Ci sono storie crudeli in questa estate crudele. Diversissime, incomparabili, senza alcun legame specifico, ma che fanno egualmente male al cuore.
C’è il dolore di Evan, giunto in ospedale, pieno di lividi e lesioni e morto a un anno e mezzo. Il gip del tribunale di Ragusa ha convalidato i fermi della madre, e del suo convivente. Secondo le accuse, il piccolo sarebbe stato ucciso a botte. E’ la storia agghiacciante di una presunta violenza. C’è il grido del padre: “Me l’hanno ucciso”. E mentre si attende che si metta in moto il meccanismo giudiziario che porterà alla verità processuale, di vero e concreto c’è il peso sull’anima di chi legge la narrazione di un episodio buio e si sente smarrito, come i bambini che non rientrano mai più nel cammino della felicità.
C’è la tragedia di Gioele, in una vicenda completamente differente, i cui resti sono stati trovati tra gli sterpi di Caronia, dopo il corpo della mamma, Viviana Parisi. E’ una trama attraversata soprattutto da domande che tolgono il respiro. Ma un eguale peso sull’anima prova chi ha visto papà Daniele chino, con le mani appoggiate alla bara del figlio. Come saranno stati i passi di quest’uomo, l’altro giorno; i passi lo hanno portato in una stanza dove ha riconosciuto le scarpette blu , in attesa della definitiva prova del Dna?
Storie lontane, irriducibili, ma con un elemento in comune: al centro del dolore c’è un bambino. E allora viene da chiedersi se sia un caso. Oppure se, a prescindere dalla concatenazione della cronaca e dal ruolo dei protagonisti, da appurare di volta in volta, questo accade perché noi i bambini non li guardiamo più e non li proteggiamo più.

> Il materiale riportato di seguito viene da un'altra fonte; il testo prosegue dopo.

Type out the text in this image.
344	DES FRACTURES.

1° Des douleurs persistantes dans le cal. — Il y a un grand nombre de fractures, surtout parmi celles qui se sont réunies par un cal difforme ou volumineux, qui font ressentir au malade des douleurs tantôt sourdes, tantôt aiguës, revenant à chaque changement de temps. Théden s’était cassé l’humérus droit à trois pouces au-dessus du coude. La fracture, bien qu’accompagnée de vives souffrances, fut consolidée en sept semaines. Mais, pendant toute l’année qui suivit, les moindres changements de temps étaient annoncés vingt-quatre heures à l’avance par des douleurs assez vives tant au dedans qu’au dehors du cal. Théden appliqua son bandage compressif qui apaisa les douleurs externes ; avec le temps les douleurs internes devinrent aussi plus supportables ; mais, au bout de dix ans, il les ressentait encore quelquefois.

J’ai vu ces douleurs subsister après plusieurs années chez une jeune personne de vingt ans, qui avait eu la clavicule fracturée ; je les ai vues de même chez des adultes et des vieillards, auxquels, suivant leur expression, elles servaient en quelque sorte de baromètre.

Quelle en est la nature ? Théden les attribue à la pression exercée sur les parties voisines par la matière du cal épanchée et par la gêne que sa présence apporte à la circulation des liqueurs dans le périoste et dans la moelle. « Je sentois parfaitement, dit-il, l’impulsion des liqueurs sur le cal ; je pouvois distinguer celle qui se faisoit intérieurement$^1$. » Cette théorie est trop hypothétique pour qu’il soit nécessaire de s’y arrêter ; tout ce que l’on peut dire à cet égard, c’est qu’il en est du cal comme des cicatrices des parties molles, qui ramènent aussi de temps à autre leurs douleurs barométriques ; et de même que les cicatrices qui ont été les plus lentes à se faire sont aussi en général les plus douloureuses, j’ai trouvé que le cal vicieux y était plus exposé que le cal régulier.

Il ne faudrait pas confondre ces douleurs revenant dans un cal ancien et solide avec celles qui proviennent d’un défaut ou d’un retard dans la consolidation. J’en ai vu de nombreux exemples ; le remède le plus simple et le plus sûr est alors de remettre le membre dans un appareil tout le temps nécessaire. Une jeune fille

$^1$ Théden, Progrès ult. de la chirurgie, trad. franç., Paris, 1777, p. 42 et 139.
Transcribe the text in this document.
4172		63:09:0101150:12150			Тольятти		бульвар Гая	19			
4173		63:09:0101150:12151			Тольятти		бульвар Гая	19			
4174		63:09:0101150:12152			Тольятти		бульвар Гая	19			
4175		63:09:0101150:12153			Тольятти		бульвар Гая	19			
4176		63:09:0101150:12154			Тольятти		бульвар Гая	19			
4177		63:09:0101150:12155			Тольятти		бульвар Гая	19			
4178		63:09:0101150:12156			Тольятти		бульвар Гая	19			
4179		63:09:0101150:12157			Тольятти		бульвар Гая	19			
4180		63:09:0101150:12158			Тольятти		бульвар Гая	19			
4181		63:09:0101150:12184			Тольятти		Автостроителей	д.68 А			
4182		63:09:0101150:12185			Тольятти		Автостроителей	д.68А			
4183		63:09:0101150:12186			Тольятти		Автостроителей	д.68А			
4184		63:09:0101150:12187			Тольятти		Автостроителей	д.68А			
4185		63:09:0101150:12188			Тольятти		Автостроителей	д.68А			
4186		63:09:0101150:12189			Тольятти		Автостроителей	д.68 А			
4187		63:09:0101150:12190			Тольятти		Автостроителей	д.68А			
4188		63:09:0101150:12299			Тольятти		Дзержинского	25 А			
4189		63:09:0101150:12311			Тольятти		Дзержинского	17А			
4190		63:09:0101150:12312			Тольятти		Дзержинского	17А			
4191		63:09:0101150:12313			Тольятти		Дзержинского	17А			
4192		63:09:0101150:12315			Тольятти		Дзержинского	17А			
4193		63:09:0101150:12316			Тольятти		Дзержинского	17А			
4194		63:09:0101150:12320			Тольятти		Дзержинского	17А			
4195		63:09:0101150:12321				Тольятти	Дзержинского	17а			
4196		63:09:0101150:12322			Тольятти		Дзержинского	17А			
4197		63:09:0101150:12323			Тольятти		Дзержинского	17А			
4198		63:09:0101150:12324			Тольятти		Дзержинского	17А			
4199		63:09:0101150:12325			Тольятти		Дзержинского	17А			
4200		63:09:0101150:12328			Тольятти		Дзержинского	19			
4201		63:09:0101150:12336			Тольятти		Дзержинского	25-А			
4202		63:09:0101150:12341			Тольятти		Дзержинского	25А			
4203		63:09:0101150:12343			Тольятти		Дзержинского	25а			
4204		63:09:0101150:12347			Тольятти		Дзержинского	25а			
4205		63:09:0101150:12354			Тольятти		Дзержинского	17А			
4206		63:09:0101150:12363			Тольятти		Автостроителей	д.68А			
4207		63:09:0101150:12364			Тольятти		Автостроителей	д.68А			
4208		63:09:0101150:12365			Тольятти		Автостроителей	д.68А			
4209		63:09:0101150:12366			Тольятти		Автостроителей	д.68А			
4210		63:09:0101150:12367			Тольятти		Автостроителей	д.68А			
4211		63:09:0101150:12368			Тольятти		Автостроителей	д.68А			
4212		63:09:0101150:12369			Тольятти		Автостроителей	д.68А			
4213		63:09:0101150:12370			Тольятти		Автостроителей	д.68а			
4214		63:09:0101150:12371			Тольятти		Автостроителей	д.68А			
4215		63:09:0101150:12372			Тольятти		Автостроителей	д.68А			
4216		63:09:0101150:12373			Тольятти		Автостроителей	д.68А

Non li osserviamo mentre passano. Non li scortiamo mentre giocano. Non diamo l’allarme quando ci lanciano uno sguardo offeso. Li sediamo con la tecnologia. Li allontaniamo, affidandoli alla pedagogia dello smartphone. Li esiliamo in un altrove. Gli chiediamo di lasciarci in pace alla solitudine dei nostri vissuti di adulti. Non cerchiamo più gli occhi dei bambini, perché ci sentiremmo inceneriti dalla loro innocenza. Quanta indifferenza c’è, tra cronaca ed esistenza, nel quotidiano smarrimento dell’infanzia?
Ma un mondo di adulti che ha dimenticato i bambini resterà presto abbandonato, senza più una voce a percorrerlo, quando un pifferaio pietoso li porterà via per salvarli. E non sarà tagliato il futuro come un film delle vite che saranno. Scomparirà la parte migliore del presente, con la sua bellezza.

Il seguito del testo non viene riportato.